Wednesday, February 2, 2011

Day 2 - 'Tis the season

Here I was, wondering about what to write for today's post, when a tangled mess of grad school application stuff fell right into my lap. Sometime last semester, I decided that I had not had enough of grad school and  applied to a few doctoral programs.*

Now, the results are trickling in.
And I'm very buggered. I haven't heard back from my top choice. But, I have heard (from random sources) that they've sent out the last of their invites. Of course this is not direct news from the school itself. Online forums around which I lurk are abuzz with speculation about rejections and waitlisting. And reading those posts is certainly NOT helping.

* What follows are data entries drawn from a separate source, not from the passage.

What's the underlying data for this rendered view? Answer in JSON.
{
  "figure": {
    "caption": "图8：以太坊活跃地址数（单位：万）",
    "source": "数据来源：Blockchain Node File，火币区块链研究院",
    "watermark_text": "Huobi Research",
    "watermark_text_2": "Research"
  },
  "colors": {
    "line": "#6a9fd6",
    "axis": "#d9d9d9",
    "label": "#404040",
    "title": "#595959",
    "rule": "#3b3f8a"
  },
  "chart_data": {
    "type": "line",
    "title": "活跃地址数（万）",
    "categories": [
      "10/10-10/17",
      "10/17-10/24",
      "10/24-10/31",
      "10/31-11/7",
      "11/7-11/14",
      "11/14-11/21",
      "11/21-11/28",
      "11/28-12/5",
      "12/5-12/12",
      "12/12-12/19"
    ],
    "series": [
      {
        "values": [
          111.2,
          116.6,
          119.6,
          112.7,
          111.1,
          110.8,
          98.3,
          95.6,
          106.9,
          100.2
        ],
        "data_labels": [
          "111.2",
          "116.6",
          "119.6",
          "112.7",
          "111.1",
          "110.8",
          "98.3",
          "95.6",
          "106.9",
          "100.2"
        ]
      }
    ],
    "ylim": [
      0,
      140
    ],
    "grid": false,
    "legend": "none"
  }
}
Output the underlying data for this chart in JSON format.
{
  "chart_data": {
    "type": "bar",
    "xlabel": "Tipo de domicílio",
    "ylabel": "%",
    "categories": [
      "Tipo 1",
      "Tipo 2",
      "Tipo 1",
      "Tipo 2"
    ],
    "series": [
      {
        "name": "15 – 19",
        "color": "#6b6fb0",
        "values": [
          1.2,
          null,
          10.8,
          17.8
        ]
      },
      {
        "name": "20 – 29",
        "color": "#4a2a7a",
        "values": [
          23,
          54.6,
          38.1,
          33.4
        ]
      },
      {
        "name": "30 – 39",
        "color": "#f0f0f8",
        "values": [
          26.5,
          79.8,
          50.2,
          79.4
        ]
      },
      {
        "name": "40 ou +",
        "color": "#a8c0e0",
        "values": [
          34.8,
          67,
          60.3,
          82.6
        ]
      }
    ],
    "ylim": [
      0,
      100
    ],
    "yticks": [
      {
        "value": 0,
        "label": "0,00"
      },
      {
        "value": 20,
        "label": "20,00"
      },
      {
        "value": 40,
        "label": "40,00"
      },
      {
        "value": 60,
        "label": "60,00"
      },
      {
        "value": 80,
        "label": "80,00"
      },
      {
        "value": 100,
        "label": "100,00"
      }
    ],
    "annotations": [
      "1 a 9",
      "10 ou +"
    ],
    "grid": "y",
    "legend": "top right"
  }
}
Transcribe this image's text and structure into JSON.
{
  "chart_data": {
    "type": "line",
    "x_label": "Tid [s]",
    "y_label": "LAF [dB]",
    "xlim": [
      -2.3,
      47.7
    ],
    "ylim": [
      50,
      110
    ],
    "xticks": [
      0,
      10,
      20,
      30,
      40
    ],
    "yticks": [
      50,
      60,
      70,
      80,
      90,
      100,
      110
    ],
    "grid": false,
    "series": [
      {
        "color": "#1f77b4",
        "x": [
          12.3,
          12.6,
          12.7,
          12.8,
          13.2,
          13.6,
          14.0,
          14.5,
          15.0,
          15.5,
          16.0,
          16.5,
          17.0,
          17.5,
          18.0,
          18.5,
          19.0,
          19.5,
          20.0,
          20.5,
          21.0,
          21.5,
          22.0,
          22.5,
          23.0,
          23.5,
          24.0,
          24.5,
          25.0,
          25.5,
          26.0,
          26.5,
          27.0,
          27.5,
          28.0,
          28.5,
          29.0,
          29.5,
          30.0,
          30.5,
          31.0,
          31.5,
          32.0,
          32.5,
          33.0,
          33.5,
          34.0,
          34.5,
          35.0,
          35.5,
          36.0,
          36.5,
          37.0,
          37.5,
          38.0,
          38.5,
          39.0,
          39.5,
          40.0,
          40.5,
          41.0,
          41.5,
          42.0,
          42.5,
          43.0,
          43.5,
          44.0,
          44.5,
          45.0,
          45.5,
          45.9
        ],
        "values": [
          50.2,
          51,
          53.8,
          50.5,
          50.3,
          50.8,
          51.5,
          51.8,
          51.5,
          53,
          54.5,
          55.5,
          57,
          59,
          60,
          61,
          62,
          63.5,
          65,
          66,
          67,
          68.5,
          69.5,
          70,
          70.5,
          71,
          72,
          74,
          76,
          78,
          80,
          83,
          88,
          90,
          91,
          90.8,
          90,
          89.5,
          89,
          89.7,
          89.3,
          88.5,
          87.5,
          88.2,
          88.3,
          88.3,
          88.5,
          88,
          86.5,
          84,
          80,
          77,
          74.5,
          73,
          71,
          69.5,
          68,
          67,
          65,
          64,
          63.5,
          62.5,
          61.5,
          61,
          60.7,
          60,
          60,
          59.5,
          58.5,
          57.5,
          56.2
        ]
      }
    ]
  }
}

If I haven't received a mail, does it mean I'm on a waitlist? Does it mean I'm out of the running? Should I be sending telepathic "Accept-me" signals to this program? Should I move on? All this guesswork is
a) driving me crazy
b) adding to the already overwhelming uncertainty in my life and
c) distracting me from more important things.**

Dear Top-Choice-School, Why not send out the rejections along with the acceptances? What is this sinister stringing along of people? What do you get out of it, really?

I'm reminded of a time (a while ago) when I was in a similar situation with a program which I (with all the naivete of youth) believed was my ticket to awesomeness and attractiveness. The standardized tests were  gruelling, the wait, long and the process as a whole, excruciating. That process, however, was much, much more transparent that this one. You made a cut-off, you knew you'd get shortlisted for the first round.
I'm voting more transparency in the admissions process, really.
Ooh, in retrospect, another upside was that I made a couple of fantastic friends along the way.

*Shrug*. Oh well, there is a lesson in everything, I suppose. Now all I have to do, is find a shovel and dig one out of this. Or just Zen this out.

*= more greys.
**like actual homework, thesis, class planning etc.